6. Put it in writing.

It may not be safe to leave important decisions to a verbal agreement. To protect yourself, follow up by capturing the critical points in a quick email: "As we discussed, I will get you the sales figures by Wednesday for you to complete the quarterly report by Friday." Copying others involved has a way of keeping everyone on track, and it's harder for problem coworkers to come back with a different story.

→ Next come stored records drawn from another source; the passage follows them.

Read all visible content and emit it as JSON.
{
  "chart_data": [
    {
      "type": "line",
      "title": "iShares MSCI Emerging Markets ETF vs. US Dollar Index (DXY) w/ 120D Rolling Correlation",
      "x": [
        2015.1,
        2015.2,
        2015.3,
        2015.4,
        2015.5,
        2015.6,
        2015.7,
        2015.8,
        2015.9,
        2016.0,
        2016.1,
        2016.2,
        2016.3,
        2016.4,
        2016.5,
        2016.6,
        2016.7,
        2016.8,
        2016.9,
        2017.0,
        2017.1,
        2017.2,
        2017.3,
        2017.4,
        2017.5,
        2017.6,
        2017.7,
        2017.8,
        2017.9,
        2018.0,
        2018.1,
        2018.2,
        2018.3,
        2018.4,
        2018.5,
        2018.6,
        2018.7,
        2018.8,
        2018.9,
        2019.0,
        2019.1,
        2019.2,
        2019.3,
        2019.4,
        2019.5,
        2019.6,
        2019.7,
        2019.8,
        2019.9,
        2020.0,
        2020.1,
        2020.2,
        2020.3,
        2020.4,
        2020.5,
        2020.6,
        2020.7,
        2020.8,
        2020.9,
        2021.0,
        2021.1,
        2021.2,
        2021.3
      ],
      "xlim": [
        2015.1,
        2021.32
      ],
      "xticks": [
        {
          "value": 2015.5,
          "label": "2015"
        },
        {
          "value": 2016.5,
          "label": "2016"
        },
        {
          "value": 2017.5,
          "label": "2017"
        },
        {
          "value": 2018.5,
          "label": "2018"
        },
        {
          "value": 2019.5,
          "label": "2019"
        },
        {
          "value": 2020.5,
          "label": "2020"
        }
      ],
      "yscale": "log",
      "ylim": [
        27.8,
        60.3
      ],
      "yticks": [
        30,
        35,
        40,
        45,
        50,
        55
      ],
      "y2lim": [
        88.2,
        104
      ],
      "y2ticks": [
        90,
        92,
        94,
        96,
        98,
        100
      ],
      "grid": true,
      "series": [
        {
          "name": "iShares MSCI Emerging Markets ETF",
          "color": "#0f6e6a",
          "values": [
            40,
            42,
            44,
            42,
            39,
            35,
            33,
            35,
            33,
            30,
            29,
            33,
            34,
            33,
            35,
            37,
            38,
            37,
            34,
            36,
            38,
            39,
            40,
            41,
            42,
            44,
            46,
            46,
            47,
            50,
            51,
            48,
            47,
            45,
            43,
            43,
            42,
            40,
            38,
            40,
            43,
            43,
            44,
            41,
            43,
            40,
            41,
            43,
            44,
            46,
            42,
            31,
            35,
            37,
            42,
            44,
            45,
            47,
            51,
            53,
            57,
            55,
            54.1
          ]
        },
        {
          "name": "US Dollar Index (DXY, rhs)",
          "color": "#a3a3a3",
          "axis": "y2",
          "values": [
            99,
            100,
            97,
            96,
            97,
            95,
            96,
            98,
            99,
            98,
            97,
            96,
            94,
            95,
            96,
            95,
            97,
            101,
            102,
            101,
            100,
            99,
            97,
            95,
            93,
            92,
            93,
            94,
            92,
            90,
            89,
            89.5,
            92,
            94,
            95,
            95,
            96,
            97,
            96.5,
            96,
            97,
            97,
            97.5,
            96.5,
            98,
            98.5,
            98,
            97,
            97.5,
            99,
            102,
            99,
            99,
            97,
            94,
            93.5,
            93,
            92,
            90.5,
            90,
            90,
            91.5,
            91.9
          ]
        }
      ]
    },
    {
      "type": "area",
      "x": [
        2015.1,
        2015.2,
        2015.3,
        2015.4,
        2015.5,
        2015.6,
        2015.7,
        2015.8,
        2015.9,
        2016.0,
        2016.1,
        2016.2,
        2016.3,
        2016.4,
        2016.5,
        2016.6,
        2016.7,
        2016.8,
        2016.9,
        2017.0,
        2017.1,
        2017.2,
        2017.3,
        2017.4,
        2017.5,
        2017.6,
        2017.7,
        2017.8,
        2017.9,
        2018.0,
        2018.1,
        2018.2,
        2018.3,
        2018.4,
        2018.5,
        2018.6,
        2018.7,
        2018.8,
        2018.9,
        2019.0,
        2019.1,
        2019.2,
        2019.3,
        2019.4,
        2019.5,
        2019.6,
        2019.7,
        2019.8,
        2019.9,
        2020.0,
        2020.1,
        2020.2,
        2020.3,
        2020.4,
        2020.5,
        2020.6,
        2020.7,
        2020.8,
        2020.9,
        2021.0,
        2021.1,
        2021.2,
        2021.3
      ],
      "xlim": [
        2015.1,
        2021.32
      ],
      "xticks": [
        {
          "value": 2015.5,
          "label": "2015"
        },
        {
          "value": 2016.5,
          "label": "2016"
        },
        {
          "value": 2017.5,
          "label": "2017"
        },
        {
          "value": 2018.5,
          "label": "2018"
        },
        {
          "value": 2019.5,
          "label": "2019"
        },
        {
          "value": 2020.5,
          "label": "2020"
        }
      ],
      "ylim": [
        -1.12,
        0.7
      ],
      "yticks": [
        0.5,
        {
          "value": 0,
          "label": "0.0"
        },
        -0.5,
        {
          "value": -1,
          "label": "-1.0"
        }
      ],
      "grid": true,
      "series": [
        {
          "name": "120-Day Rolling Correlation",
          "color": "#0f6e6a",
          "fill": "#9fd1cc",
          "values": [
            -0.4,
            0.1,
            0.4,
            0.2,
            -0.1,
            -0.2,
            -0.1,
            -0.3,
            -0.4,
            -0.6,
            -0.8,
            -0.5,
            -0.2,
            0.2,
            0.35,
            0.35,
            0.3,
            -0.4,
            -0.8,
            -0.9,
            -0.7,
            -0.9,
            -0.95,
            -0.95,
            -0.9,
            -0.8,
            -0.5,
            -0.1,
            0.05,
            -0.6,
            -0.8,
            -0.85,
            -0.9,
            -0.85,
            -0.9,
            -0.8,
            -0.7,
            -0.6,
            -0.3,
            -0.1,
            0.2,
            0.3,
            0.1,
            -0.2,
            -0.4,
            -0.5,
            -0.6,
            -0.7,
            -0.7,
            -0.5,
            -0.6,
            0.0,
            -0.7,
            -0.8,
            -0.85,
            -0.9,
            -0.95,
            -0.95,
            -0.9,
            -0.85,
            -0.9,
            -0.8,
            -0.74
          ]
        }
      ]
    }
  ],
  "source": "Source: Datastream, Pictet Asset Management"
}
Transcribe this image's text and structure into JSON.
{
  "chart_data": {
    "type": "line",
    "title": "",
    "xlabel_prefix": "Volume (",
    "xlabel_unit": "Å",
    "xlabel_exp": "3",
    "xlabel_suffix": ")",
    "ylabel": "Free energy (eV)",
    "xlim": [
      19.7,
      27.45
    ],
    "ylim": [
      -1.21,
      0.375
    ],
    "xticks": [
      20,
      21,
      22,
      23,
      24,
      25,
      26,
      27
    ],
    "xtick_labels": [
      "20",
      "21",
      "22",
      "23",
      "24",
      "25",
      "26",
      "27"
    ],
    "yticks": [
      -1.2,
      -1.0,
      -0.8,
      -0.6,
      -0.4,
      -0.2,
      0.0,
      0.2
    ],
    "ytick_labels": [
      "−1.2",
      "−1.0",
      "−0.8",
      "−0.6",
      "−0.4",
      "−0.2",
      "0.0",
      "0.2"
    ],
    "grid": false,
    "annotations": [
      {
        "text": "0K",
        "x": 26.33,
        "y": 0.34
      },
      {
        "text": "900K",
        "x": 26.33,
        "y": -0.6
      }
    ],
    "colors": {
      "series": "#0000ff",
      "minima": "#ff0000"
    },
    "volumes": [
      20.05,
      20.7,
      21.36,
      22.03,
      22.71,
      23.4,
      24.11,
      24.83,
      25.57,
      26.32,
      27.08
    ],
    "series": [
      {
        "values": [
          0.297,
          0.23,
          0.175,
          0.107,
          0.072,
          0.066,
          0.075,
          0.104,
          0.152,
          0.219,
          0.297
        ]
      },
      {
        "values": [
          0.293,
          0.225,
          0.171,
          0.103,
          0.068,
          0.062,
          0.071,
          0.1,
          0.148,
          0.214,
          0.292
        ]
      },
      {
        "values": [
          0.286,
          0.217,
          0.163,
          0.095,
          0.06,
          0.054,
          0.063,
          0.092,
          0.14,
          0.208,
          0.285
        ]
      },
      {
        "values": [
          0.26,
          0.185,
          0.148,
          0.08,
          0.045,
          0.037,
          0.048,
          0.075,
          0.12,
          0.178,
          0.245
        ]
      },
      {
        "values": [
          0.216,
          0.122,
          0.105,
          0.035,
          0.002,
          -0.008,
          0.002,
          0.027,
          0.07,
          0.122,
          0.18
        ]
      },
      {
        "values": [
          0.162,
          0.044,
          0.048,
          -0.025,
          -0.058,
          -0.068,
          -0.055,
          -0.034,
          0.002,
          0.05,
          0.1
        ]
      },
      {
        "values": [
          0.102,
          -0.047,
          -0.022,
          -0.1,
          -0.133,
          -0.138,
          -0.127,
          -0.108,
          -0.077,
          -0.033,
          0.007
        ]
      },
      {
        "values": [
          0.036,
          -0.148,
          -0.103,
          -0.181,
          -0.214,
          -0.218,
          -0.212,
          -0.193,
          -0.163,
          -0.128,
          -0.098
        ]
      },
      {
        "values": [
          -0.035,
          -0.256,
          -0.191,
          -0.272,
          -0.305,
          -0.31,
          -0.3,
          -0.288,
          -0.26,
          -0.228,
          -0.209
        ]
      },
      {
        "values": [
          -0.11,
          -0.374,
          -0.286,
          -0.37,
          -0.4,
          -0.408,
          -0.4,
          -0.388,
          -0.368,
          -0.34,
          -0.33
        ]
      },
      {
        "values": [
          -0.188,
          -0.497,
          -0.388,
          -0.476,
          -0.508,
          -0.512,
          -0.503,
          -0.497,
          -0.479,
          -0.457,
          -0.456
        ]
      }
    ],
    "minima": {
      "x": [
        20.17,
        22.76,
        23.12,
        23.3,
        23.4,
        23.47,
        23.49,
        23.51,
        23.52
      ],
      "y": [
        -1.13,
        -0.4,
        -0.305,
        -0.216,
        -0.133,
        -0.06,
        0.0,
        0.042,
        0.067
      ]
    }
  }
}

7. Forge strong alliances.

The difficult person may irritate everyone around them, or they may have set their sights on you alone. Either way, you need a strong network of support. Build strategic, positive relationships both to demonstrate your ability to work well with others and to help keep your morale up.

8. Avoid complaining.

Don't let this person define your experience at work or turn you into someone who incessantly whines. If it gets to the point where you feel like the answer is to confront the individual or involve your supervisor, you need to stick to the facts. Unfortunately, hurt feelings don't count for much in many workplaces, but results do.

9. Document.

This is especially true if your workplace antagonist is your supervisor. It's one thing if they have a disagreeable personality, but it's another if they are doing things that violate company policy or constitute harassment. If this is the case, write down each incident with a time, date and notes about what happened. Do this in a personal notebook, not on the company computer. You will need good documentation if it needs to go to higher levels.

10. Reserve the right to leave.

Some work environments simply turn a blind eye to conflict among employees. If you can't resolve your issues and work in a supportive, pleasant atmosphere, consider transferring to another department or moving on to a better job.